I realized that focusing on LBCA’s mission and vision was the work I was meant to carry on. My plans were no longer suspended, they just took a turn. And I have loved every minute of having had the chance to do this every day of this past year, despite the pandemic. I embrace my role to ensure that LBCA, as the only organization in the US dedicated to ILC, will continue:
“to make all who are touched by ILC aware of its unique characteristics and the critical need for more ILC research, to be the go-to source for information on ILC studies, clinical trials and educational tools, to foster partnerships among patients, scientists, clinicians and breast cancer organizations to increase dialogue about ILC and research advocacy, and to fund vital ILC research.”

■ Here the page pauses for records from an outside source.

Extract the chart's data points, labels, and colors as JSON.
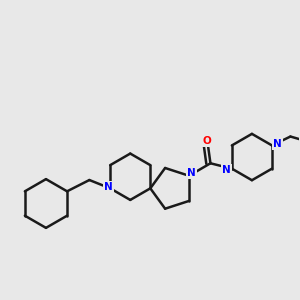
{
  "bg_color": "#e8e8e8",
  "bond_color": "#1a1a1a",
  "N_color": "#0000ff",
  "O_color": "#ff0000",
  "line_width": 1.8,
  "figsize": [
    3.0,
    3.0
  ],
  "dpi": 100,
  "xlim": [
    0,
    10
  ],
  "ylim": [
    0,
    10
  ]
}
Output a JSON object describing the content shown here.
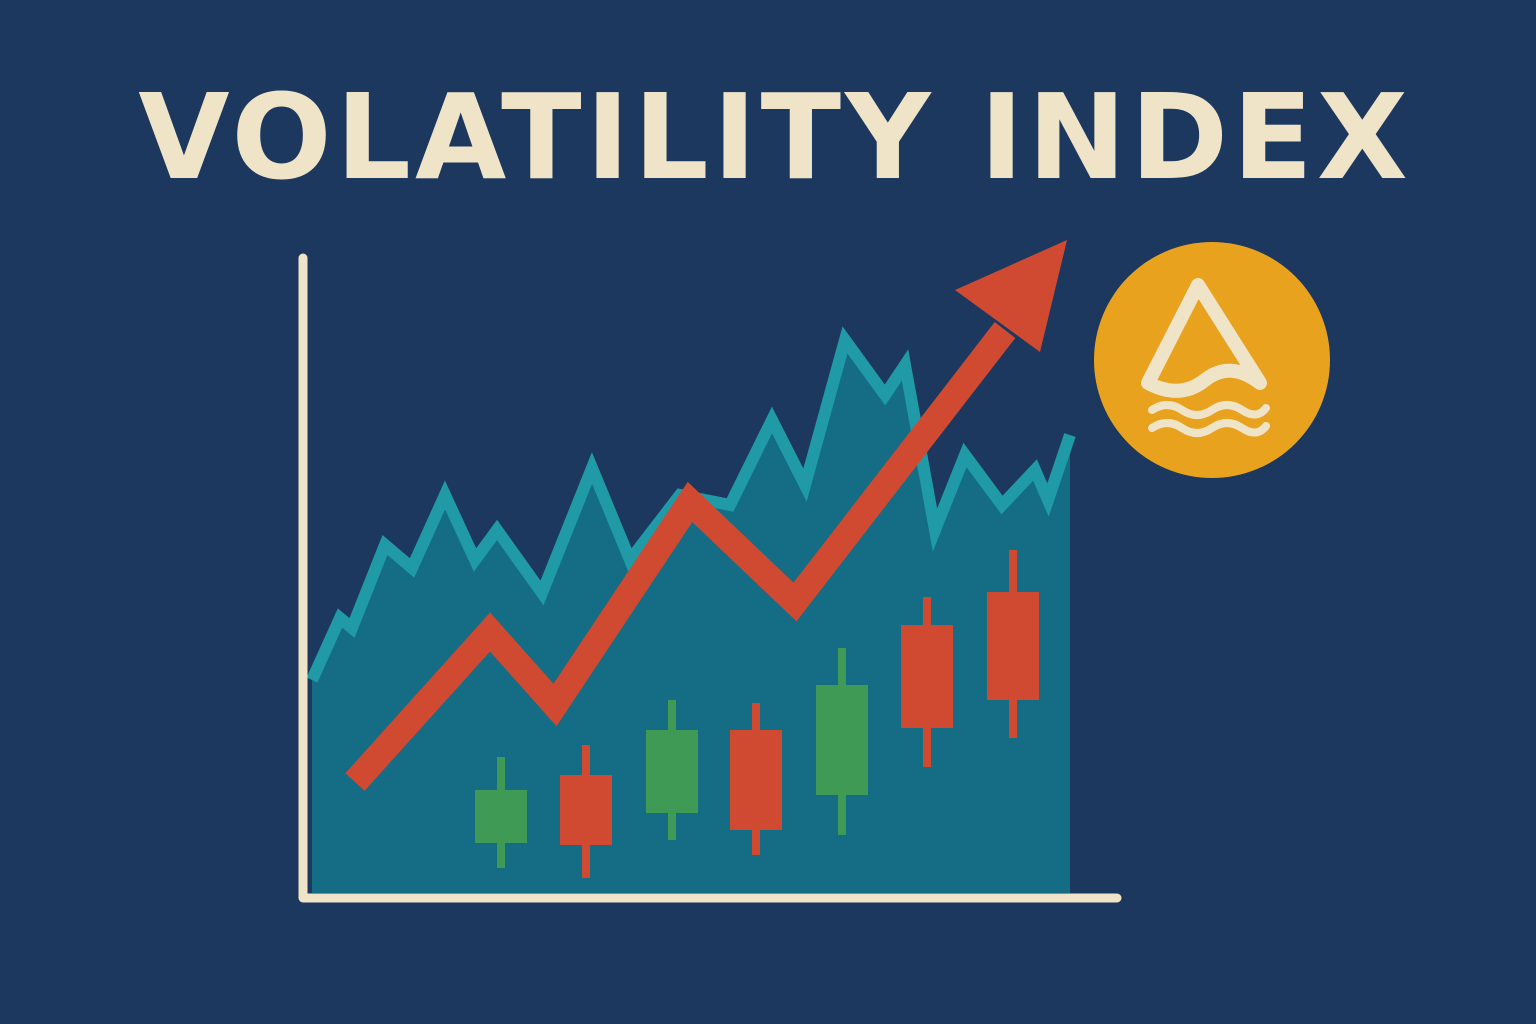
{
  "header": {
    "title": "VOLATILITY INDEX"
  }
}
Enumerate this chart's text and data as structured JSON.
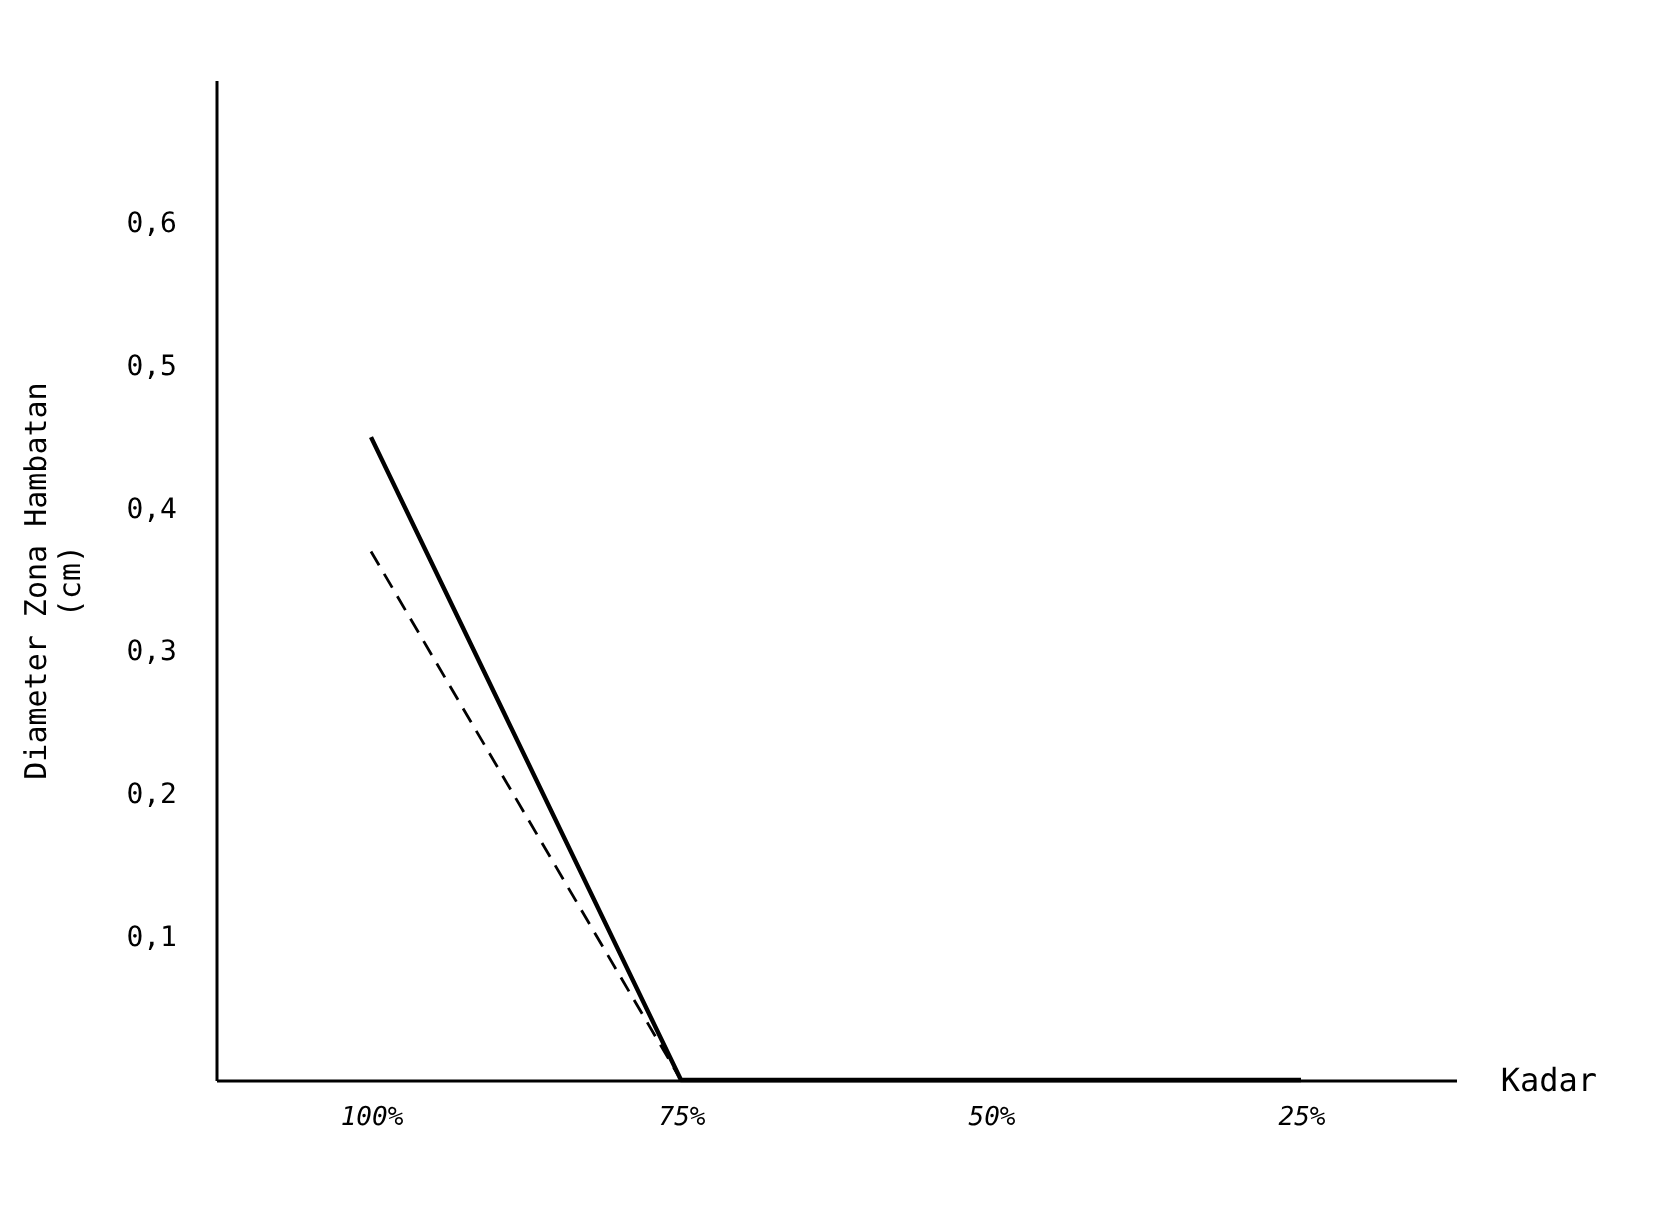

And I am ever committed to our vision of a world in which lobular breast cancer is found early, treated effectively, and eradicated permanently.

I am so thankful for the LBCA staff, volunteers, and scientific advisors that are helping to make this happen. I look forward to the coming year as we roll out funding for ILC grants and begin to make the transition to an independent organization. I look forward to meeting so many of you on this journey and thank you for all your support.